The painter and sculptor Urs Fischer (Zurich, 1973) has been developing an original stance toward the status of sculpture and installation over the past several years. Although he uses a wide variety of materials, Fischer’s defining quality in this area is his creation of a discrepancy between the visual perception of the sculpted object and its true nature. For instance, works that appear to be hand-sculpted from adobe are actually cast in bronze, then painted grey... unless they are, in fact, made of adobe. The series containing François/ René (2013) explores this sense of discrepancy with quasi-industrial media. Very high-resolution photographs of everyday consumer objects, taken from five different angles, are glued to boxes made of mirrors. The illusion of having real objects floating in space is heightened by the lack of joints between the sides of the cube. As the title suggests, the sculpture is made of two parts – objects which would not, theoretically, be connected to each other in any way (a bottle of soy sauce and a camera), to which Fischer has attached names that seem just as familiar to us as the objects themselves.

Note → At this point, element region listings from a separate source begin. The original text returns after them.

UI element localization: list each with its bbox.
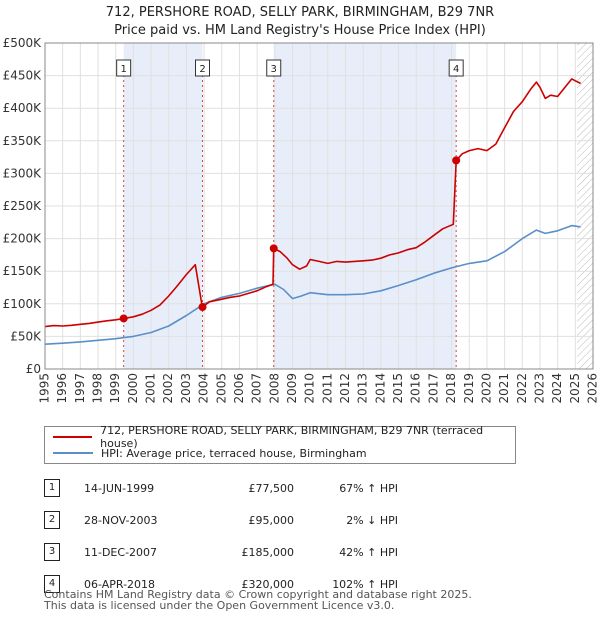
y-tick-label: £400K [3, 101, 43, 115]
price-chart: 1 2 3 4 £0 £50K £100K £150K £200K £250K £300K £350… [3, 36, 600, 404]
x-tick-label: 2018 [444, 373, 458, 404]
sale-label-box [116, 59, 132, 77]
x-tick-label: 2021 [497, 373, 511, 404]
x-tick-label: 1996 [55, 373, 69, 404]
table-row: 3 11-DEC-2007 £185,000 42% ↑ HPI [44, 536, 398, 568]
x-tick-label: 2009 [285, 373, 299, 404]
x-tick-label: 2002 [161, 373, 175, 404]
sale-hpi-change: 42% ↑ HPI [339, 545, 398, 559]
sale-label-box [195, 59, 211, 77]
x-tick-label: 1997 [73, 373, 87, 404]
table-row: 4 06-APR-2018 £320,000 102% ↑ HPI [44, 568, 398, 600]
legend-item-property: 712, PERSHORE ROAD, SELLY PARK, BIRMINGH… [53, 424, 515, 450]
sale-label-text: 1 [120, 64, 126, 75]
y-tick-label: £500K [3, 36, 43, 50]
sale-date: 28-NOV-2003 [84, 513, 158, 527]
sale-label-text: 3 [271, 64, 277, 75]
y-tick-label: £200K [3, 232, 43, 246]
y-tick-label: £100K [3, 297, 43, 311]
legend-item-hpi: HPI: Average price, terraced house, Birm… [53, 445, 367, 461]
sale-label-box [266, 59, 282, 77]
legend-label-property: 712, PERSHORE ROAD, SELLY PARK, BIRMINGH… [100, 424, 484, 450]
sale-date: 06-APR-2018 [84, 577, 156, 591]
table-row: 1 14-JUN-1999 £77,500 67% ↑ HPI [44, 472, 398, 504]
title-line-2: Price paid vs. HM Land Registry's House … [114, 23, 486, 38]
x-tick-label: 2016 [409, 373, 423, 404]
x-tick-label: 2010 [303, 373, 317, 404]
x-tick-label: 2000 [126, 373, 140, 404]
y-tick-label: £0 [26, 362, 41, 376]
x-tick-label: 2025 [568, 373, 582, 404]
sale-date: 11-DEC-2007 [84, 545, 158, 559]
chart-title: 712, PERSHORE ROAD, SELLY PARK, BIRMINGH… [0, 4, 600, 40]
chart-legend: 712, PERSHORE ROAD, SELLY PARK, BIRMINGH… [44, 424, 516, 464]
sale-price: £77,500 [248, 481, 295, 495]
x-tick-label: 2006 [232, 373, 246, 404]
sales-table: 1 14-JUN-1999 £77,500 67% ↑ HPI 2 28-NOV… [44, 472, 398, 600]
footer-line-1: Contains HM Land Registry data © Crown c… [44, 588, 472, 601]
x-tick-label: 1999 [108, 373, 122, 404]
sale-number-badge: 2 [44, 511, 60, 529]
footer-line-2: This data is licensed under the Open Gov… [44, 599, 395, 612]
y-tick-label: £250K [3, 199, 43, 213]
y-tick-label: £300K [3, 166, 43, 180]
sale-number-badge: 3 [44, 543, 60, 561]
x-tick-label: 2005 [214, 373, 228, 404]
sale-label-text: 2 [199, 64, 205, 75]
y-tick-label: £150K [3, 264, 43, 278]
x-tick-label: 2007 [250, 373, 264, 404]
sale-hpi-change: 102% ↑ HPI [332, 577, 398, 591]
x-tick-label: 2020 [479, 373, 493, 404]
sale-date: 14-JUN-1999 [84, 481, 155, 495]
sale-point [119, 314, 128, 323]
sale-point [269, 244, 278, 253]
x-tick-label: 2001 [144, 373, 158, 404]
table-row: 2 28-NOV-2003 £95,000 2% ↓ HPI [44, 504, 398, 536]
sale-price: £95,000 [248, 513, 295, 527]
x-tick-label: 2026 [586, 373, 600, 404]
x-tick-label: 2003 [179, 373, 193, 404]
sale-label-text: 4 [453, 64, 459, 75]
y-tick-label: £350K [3, 134, 43, 148]
hpi-series-line [44, 224, 581, 345]
sale-price: £320,000 [241, 577, 295, 591]
x-tick-label: 2014 [373, 373, 387, 404]
x-tick-label: 2024 [550, 373, 564, 404]
x-tick-label: 2022 [515, 373, 529, 404]
sale-number-badge: 4 [44, 575, 60, 593]
x-tick-label: 1995 [38, 373, 52, 404]
x-tick-label: 2012 [338, 373, 352, 404]
property-series-line [44, 78, 581, 328]
x-tick-label: 2008 [267, 373, 281, 404]
legend-label-hpi: HPI: Average price, terraced house, Birm… [101, 446, 367, 460]
footer-attribution: Contains HM Land Registry data © Crown c… [44, 589, 472, 611]
x-tick-label: 2023 [532, 373, 546, 404]
sale-label-box [448, 59, 464, 77]
x-tick-label: 2015 [391, 373, 405, 404]
sale-point [198, 303, 207, 312]
sale-point [452, 156, 461, 165]
x-tick-label: 1998 [91, 373, 105, 404]
x-tick-label: 2004 [197, 373, 211, 404]
sale-price: £185,000 [241, 545, 295, 559]
legend-swatch-red [53, 436, 93, 438]
title-line-1: 712, PERSHORE ROAD, SELLY PARK, BIRMINGH… [105, 5, 495, 20]
x-tick-label: 2019 [462, 373, 476, 404]
x-tick-label: 2011 [320, 373, 334, 404]
sale-hpi-change: 2% ↓ HPI [346, 513, 398, 527]
x-tick-label: 2013 [356, 373, 370, 404]
sale-number-badge: 1 [44, 479, 60, 497]
sale-hpi-change: 67% ↑ HPI [339, 481, 398, 495]
x-tick-label: 2017 [426, 373, 440, 404]
y-tick-label: £50K [10, 329, 42, 343]
y-tick-label: £450K [3, 69, 43, 83]
legend-swatch-blue [53, 452, 93, 454]
plot-border [44, 42, 594, 370]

The work of Dahn Vo (1975) also returns to consumer goods, in this case a simple cardboard box that once contained Evian water bottles. The artist collected a number of similar packages (cases of beer or water) which he carefully folded and sent to Thailand, where artisans meticulously covered the inscriptions and logo on the different sides of the box with gold leaf before sending them back to the artist. The discarded object was thus given new life in the form of a work reintroduced into economic circulation via the art market – a significant promotion compared to its prior existence, which is reminiscent of the ideas of karma and reincarnation that are precious in Buddhist tradition.

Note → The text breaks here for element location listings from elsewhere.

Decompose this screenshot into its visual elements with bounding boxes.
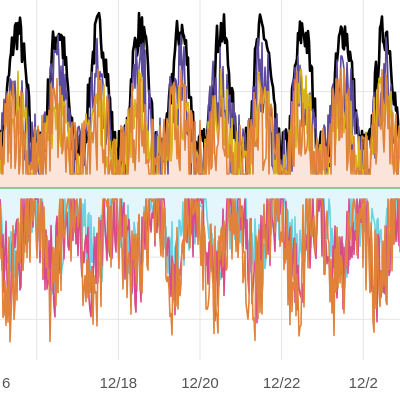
x-tick-label: 6 <box>2 375 10 392</box>
x-tick-label: 12/20 <box>181 375 219 392</box>
x-tick-label: 12/2 <box>349 375 378 392</box>
x-axis-tick-labels: 6 12/18 12/20 12/22 12/2 <box>2 375 378 392</box>
series-line-6 <box>0 198 400 343</box>
series-lines <box>0 11 400 343</box>
x-tick-label: 12/18 <box>100 375 138 392</box>
series-line-3 <box>0 67 400 175</box>
x-tick-label: 12/22 <box>263 375 301 392</box>
series-line-5 <box>0 198 400 324</box>
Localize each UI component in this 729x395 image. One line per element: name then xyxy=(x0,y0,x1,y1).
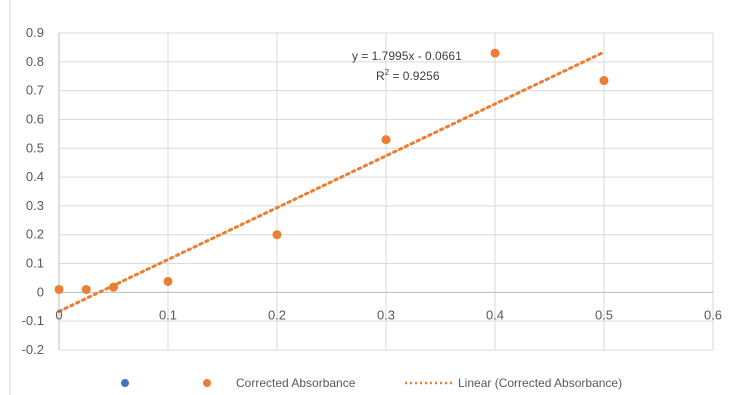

Like Urs Fischer, Franz West (1947-2012) has always played with the contrast between the sculpture’s outer appearance and the way in which we enter into physical contact with it. The artist pushes this reasoning to include the spectator in the process, at first developing works meant to be touched, manipulated, or moved. The famous chairs and sofas covered in coloured paper that were exhibited at Documenta in 1992 later gave rise to “utilitarian” sculptures, which could be sat on. The series Qwertz, installed in Rotterdam, transposes this process into a public space. According to West, its title has no particular meaning (it is the first letters of the old German typewriters), unlike Lindwurm (2000), which is the name for a “biped, wingless” dragon. Its name confers a particular status on this sculpture, rather rare in West’s production, which anchors it in the folklore and fantastic mythology of Central Europe. Its appearance is reminiscent of a low-cost artisanal manufacturing process – paper mache or plaster – while it is actually made of painted aluminium, a material whose shaping requires a highly complex production line.
In the work of Sterling Ruby (1972), the first impression is also one of great spontaneity and the use of a craft-like method. What is immediately striking in his imposing piece Headcleaner/ Headhunter (2009) is the contrast between the flashiness of the gilded bronze and the rough, multicoloured welds joining the different elements. The organic form evokes the neural connections in a cortex that has been eaten away from the inside. Ruby created a smaller variation on this sculpture, made of ceramic – one of his favourite materials – entitled Brass Ketamine User (2010), in other words, literally what happens to the brain of a ketamine user.
In the early 2000s, gilded bronze became one of the favourite materials of Sherrie Levine (1947), until then known more for her diverting reappropriations of works by famous contemporary artists. False God (2007) belongs to a series of sculptures created based on strange objects, mostly found at flea markets or in antique stores. The work originated from a mould of the skeleton of a two-headed calf, an animal destined to an early death for whom Levine erected a sort of eternal monument. The title explicitly recalls the episode of the adoration of the golden calf in Exodus, which symbolizes idolatry. False God fits into the scope of Levine’s previous work, reappropriating famous works to interrogate the value of art objects and the cult surrounding market players.
Louise Bourgeois (1911-2010) experimented in sculpture with an impressive number of materials throughout her lifetime. Bronze occupied a significant, if not dominant, place among these materials. The representation of fragments or parts of the human body sometimes gave rise to variations on a particular theme, such as that of the ear, which we find in both her sculpted works and her drawings. Inner Ear (1962) is a historic piece. Although cast in bronze, it gives off an impression of fragility that is reinforced by the patina, which gives it the appearance of a malleable lead object.